Billions of Parameters
The problem with the hardware that was previously in existence was no longer meeting the new demands
“These deep learning models were exploding in size, going from being a few million parameters to billions of parameters. You need a lot of computing to actually train these models. Many of our customers were saying that it’s getting to a point where it was too expensive.” says Kapoor. And the best way for AWS to solve that problem was to build super-specialized silicon for deep learning models. That was the beginning of their journey roughly five years ago.
AWS’s Inferentia accelerators were built to bridge that gap. For more insight, “it’s specifically designed for running these crazy large deep learning models because the alternative was for many of these customers to use training platforms that host these models and that is just too expensive for them to run at scale,” Kapoor said.
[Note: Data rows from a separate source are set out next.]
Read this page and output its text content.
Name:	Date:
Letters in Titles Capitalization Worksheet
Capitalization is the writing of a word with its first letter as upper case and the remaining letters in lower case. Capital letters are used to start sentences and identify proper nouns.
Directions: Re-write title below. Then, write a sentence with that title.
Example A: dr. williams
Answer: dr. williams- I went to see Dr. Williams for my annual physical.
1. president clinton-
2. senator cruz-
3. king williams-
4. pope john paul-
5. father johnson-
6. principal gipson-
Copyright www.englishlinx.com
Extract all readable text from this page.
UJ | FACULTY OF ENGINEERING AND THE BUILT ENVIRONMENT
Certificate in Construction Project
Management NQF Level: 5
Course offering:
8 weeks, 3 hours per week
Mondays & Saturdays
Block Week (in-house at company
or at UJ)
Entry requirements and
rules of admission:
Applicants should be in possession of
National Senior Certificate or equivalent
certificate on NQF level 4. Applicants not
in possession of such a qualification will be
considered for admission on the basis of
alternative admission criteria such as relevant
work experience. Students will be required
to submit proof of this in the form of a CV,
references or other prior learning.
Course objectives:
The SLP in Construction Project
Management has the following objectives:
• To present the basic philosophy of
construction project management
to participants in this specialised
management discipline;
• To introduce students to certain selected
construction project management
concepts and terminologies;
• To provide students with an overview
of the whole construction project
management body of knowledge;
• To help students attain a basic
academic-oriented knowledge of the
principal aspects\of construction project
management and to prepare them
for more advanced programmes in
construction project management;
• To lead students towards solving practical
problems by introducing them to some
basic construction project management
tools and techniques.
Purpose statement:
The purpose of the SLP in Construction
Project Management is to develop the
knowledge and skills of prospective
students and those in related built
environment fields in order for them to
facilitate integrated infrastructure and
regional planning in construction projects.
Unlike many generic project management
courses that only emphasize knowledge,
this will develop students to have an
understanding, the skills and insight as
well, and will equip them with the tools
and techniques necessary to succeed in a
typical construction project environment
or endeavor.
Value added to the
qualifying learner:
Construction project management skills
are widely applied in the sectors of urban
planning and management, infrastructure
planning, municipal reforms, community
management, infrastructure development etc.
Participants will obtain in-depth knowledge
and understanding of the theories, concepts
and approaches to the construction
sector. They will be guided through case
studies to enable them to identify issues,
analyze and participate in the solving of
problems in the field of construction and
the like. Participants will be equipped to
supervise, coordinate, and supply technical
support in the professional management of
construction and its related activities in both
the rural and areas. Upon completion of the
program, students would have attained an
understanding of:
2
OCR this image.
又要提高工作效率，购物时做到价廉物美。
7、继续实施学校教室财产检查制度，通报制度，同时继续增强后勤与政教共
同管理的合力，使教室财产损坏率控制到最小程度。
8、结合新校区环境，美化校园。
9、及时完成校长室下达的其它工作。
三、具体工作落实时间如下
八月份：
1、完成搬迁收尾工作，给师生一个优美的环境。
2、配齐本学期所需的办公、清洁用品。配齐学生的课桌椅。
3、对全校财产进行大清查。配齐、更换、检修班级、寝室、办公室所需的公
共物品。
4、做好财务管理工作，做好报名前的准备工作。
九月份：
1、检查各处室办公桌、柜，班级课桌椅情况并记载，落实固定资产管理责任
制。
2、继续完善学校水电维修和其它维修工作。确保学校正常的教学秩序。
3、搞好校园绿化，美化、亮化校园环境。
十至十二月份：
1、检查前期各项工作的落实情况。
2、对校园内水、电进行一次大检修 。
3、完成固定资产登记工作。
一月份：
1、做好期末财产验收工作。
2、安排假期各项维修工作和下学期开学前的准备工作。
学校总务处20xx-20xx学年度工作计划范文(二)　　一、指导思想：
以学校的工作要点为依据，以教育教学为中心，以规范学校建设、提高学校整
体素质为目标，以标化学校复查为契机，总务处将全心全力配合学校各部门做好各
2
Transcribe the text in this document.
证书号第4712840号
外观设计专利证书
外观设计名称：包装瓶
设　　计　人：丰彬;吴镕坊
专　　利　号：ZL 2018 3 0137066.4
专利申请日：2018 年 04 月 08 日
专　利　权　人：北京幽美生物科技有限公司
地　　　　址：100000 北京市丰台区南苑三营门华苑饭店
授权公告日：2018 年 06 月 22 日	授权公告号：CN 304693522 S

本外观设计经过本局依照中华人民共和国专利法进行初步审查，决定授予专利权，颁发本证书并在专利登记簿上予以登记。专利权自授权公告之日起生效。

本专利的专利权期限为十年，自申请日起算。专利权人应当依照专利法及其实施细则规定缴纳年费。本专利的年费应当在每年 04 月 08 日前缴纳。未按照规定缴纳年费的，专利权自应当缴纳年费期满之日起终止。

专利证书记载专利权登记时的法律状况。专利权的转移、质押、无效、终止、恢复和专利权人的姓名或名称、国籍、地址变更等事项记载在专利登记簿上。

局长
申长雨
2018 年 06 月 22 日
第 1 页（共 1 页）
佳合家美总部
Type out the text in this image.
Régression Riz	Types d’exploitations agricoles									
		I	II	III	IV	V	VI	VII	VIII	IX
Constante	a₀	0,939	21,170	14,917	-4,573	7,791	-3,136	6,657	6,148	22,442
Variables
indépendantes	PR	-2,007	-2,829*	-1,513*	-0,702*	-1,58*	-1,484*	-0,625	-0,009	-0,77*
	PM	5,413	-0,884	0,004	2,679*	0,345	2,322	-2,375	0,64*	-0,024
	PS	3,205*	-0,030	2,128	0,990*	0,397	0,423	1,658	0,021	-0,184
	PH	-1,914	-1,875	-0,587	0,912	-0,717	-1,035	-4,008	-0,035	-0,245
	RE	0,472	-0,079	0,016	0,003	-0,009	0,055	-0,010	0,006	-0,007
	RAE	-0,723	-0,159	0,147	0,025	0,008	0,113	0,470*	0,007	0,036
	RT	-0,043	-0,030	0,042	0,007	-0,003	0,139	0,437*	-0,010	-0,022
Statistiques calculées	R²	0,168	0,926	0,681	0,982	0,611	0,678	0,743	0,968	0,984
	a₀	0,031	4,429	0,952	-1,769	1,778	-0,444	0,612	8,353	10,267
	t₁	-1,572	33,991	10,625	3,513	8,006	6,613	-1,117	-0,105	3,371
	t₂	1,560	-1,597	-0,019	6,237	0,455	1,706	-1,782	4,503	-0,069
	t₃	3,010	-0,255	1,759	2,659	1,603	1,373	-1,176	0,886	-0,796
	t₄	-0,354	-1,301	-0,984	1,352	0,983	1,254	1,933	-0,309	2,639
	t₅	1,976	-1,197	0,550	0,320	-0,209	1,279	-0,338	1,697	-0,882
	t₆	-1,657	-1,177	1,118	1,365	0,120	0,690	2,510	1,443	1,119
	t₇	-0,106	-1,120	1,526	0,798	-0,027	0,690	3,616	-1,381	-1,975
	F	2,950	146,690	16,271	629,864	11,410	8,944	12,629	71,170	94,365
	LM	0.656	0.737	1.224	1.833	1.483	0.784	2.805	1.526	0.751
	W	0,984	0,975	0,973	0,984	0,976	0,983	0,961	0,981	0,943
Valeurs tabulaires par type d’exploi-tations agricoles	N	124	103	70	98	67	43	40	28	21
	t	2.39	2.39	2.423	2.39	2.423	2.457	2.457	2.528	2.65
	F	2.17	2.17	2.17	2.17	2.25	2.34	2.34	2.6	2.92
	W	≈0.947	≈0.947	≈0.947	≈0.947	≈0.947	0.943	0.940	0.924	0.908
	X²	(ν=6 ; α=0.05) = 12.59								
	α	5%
Inf2 leverages a brand-new silicon chip called Inferentia2. It’s the second generation of this chip and can hold up to 175 billion parameters. Compared to the first generation chip Inf1, it offers 4x the throughput and 10x lower latency. It’s designed for running DL models in production.
Inf2 was designed for a massive scale but couldn’t be a massive size. It caused AWS engineers to think on the platform level.
Of the process, Kapoor details, “[We] had to take a step back and say, well, we can’t really go down the path of building a massive chip to hold the model because it’s not going to scale well for our customers or enable us to deliver the cost improvements that our customers are looking for.”
Inf2 is actually a system of 12 chips in one server interconnected with a dedicated fabric working concurrently.
Because Inf2 is a 12-chip system, the process required some reverse engineering and future forecasting. One question the team had to assess was, “how much power we can pack in on a per chip basis?” and the other was, “projecting what [customers] needs are going to look like going on,” Kapoor explained.
The Customer’s Own Machine
The hardware is impactful, even if quietly so. The use case Kapoor expanded on was recommendation engines. Ever-present in daily life but often an afterthought if even a thought at all. He expanded on two, Pinterest and Grammarly as their impact is different. The Pinterest example was a user who sees a lamp, clicks it, and is taken to the e-commerce store for purchase. Grammarly is a real-time grammar editor. Both operate at large or massive scale and in real time over the AWS cloud. For the use of huge ML models and for both to work, compute supports that.
Inf2 instances are on a per-customer basis. If someone is using that machine, it’s their machine. It can hold one model or multiple models as there are many instances where only one model can fit or, on the other hand, where an AI system requires multiple smaller models to run. Consider a voice assistant, for a successful voice assistant to provide an engaging interactive experience, multiple models need to be trained (speech recognition, inferential, natural language understanding, etc). But AWS won’t add other customers on a machine if there is additional available compute capacity.
Of the future, Kapoor said, “there is a definite understanding that these models will continue to grow,” but he is confident that Inf2 is fully capable of handling all the immediate needs of the future. “If [a model] doesn’t fit inside a single machine… they have the ability to expand outside of that machinery. Multiple machines can run these models concurrently,” he explained before also acknowledging his awareness that Inf2 is a second-generation chip.